Friday, November 10, 2006

146. Miles Davis - In A Silent Way (1969)




















Track Listing

1. Shhh/Peaceful
2. In A Silent Way/It's About That Time

Review

Miles comes around with the best of the soft jazz albums ever made... in fact one of the first ones. It is a great moody jazz album, but it has unfortunately spawned many porn soundtracks in poor attempts to be as cool and soft as this.

I found this to be a pretty interesting album and it made me think a lot about Brian Eno, who would in the 70's reinvent ambient music, or as Erik Satie liked to call it, wallpaper music. Miles has that going here, but instead of creating an independent musical style, like Brian Eno in Discreet Music and Music For Airports, Miles is firmly in the Jazz universe.
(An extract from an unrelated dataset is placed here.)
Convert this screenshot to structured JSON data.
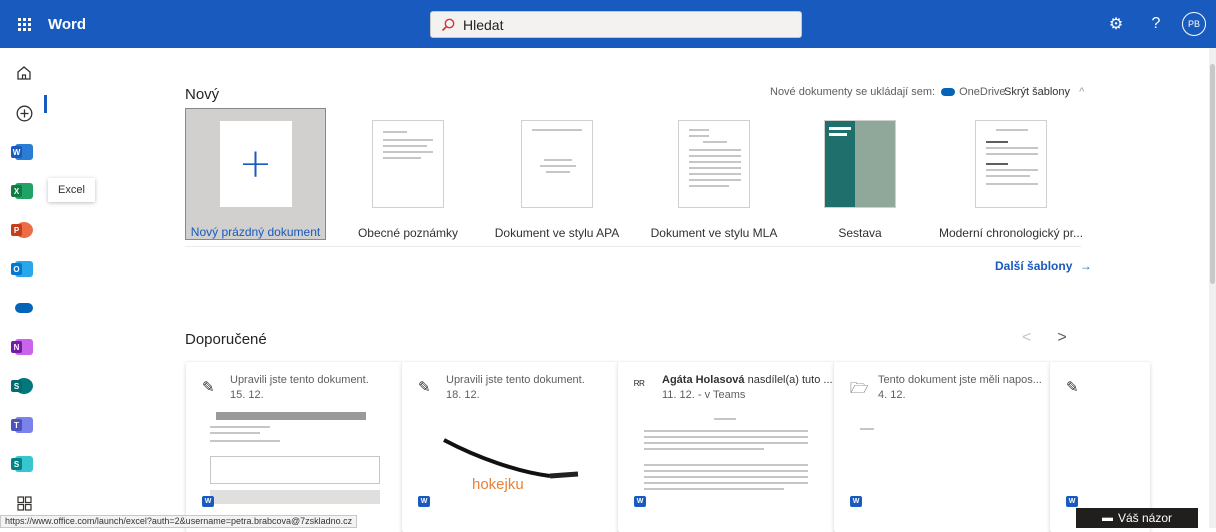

The music is so soft and silent that it can be easily ignored, but that doesn't mean that careful listening is not rewarded, in fact attentive listening makes you try to understand how such discordant music can be so "harmonious" and pleasant. Yet, it can. Of course this isn't something you want to listen to constantly, but it is pretty impressive stuff nonetheless. Stream it from Napster or buy it from Amazon UK or US.

Track Highlights


A bit pointless really

Final Grade


8/10

Trivia

Well here's Miles playing part of it with some of his original band members, with all the excesses of his 1990's phase :



From wikipedia:

Although previous Davis records and live performances had already begun the shift to fusion, In a Silent Way featured a full-blown electric approach. For this and other reasons, it is usually regarded as the first of his jazz fusion recordings. It is also the first recording by Davis that was largely constructed by the editing and arrangement of producer Teo Macero. Macero's editing techniques are said to have incorporated many elements of classical sonata form in Davis' recordings for In a Silent Way. Both of the extended tracks on the album consist of three distinct parts that could be thought of as an exposition, development and recapitulation. The last six minutes of the first track are actually the first six minutes of the same track repeated in exactly same form. With this "trick" the track got a more understandable structure.
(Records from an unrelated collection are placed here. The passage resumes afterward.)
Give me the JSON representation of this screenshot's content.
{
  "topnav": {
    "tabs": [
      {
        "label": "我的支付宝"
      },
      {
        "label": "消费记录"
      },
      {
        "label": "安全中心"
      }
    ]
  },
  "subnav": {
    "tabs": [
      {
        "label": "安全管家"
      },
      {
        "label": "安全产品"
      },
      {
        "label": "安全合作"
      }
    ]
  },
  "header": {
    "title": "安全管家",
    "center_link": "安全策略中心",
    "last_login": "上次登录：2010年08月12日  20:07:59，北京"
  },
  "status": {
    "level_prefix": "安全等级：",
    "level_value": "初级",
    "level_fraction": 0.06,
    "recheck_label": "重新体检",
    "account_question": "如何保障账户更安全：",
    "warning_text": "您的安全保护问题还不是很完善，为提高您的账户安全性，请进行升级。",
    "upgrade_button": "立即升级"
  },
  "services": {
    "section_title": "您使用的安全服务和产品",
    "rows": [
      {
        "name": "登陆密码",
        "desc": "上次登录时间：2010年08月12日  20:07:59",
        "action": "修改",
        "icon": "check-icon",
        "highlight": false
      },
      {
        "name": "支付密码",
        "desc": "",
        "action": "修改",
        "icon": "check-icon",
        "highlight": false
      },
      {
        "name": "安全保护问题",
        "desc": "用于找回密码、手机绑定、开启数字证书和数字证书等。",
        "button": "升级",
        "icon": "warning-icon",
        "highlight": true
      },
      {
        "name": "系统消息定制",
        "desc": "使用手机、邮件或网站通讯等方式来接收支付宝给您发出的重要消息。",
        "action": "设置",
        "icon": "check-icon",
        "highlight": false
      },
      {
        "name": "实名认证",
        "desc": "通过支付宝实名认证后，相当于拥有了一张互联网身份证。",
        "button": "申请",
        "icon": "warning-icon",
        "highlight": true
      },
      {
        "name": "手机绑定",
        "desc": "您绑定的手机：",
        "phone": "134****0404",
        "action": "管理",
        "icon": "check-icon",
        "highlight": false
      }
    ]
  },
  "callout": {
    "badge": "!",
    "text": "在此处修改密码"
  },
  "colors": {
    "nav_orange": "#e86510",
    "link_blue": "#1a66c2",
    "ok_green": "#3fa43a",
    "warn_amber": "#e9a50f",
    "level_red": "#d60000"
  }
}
The album featured virtuoso guitarist and newcomer John McLaughlin, who had one month prior to the February 18th In a Silent Way session recorded his classic debut album Extrapolation. At the request of Tony Williams, McLaughlin in early February moved from England to the US to play with The Tony Williams Lifetime. Williams brought McLaughlin to Davis' house the night before the scheduled session for In a Silent Way. Davis had not heard the guitarist before, but was so impressed that he told him to show up at the studio the next day. McLaughlin would go on to great fame in the 1970s as leader of the Mahavishnu Orchestra.